Today during the Angelus Pope Francis called on every Catholic parish, religious community and monastery in Europe to support a refugee family. "Faced with the tragedy of tens of thousands of refugees fleeing death on account of war and hunger, and who are traveling toward a hope for life, the Gospel calls us to be 'neighbors' to the smallest and abandoned, (and) to give them a concrete hope," he said. It's not enough to call for patience; hope "is combative, with the tenacity of those who go toward a safe destination."
[For a full report, check out the Catholic News Service story.]
Obviously, the crisis in Europe is acute. But all around the world refugees from Syria and elsewhere are struggling to find safety. In recent years Australia has had tens of thousands trying to reach its shores from camps in Indonesia. It's just a year ago that the United States had thousands of children being sent by their parents from Latin America to try and save them from local cartels and other threats.
Rather than simply watch with concern as things unfold abroad, why don't we take on the pope's challenge ourselves? Every U.S. Catholic parish, community and school could support a refugee. Maybe even some Catholic families would be willing to open their doors.

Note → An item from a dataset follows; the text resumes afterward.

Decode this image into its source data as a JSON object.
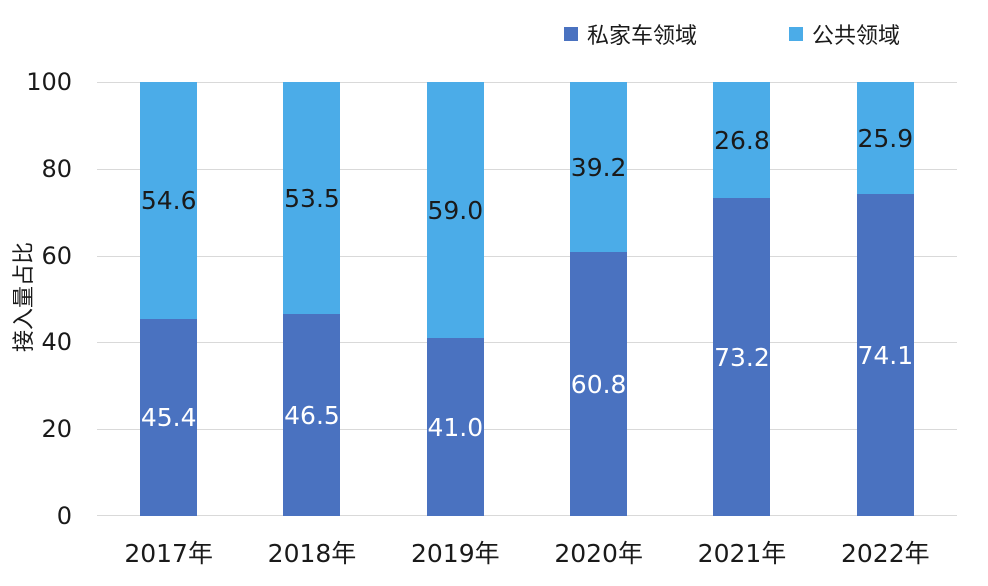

In so many places, refugees find themselves confronted with fear and callousness. (Australia took the extraordinary step of declaring its entire continent -—a land mass almost as big as the United States—off limits to anyone who arrives by boat, no matter the legitimacy of their claim to refugee status.) More than in most countries the church in the United States has the means and the will to help. So let's put those resources to work.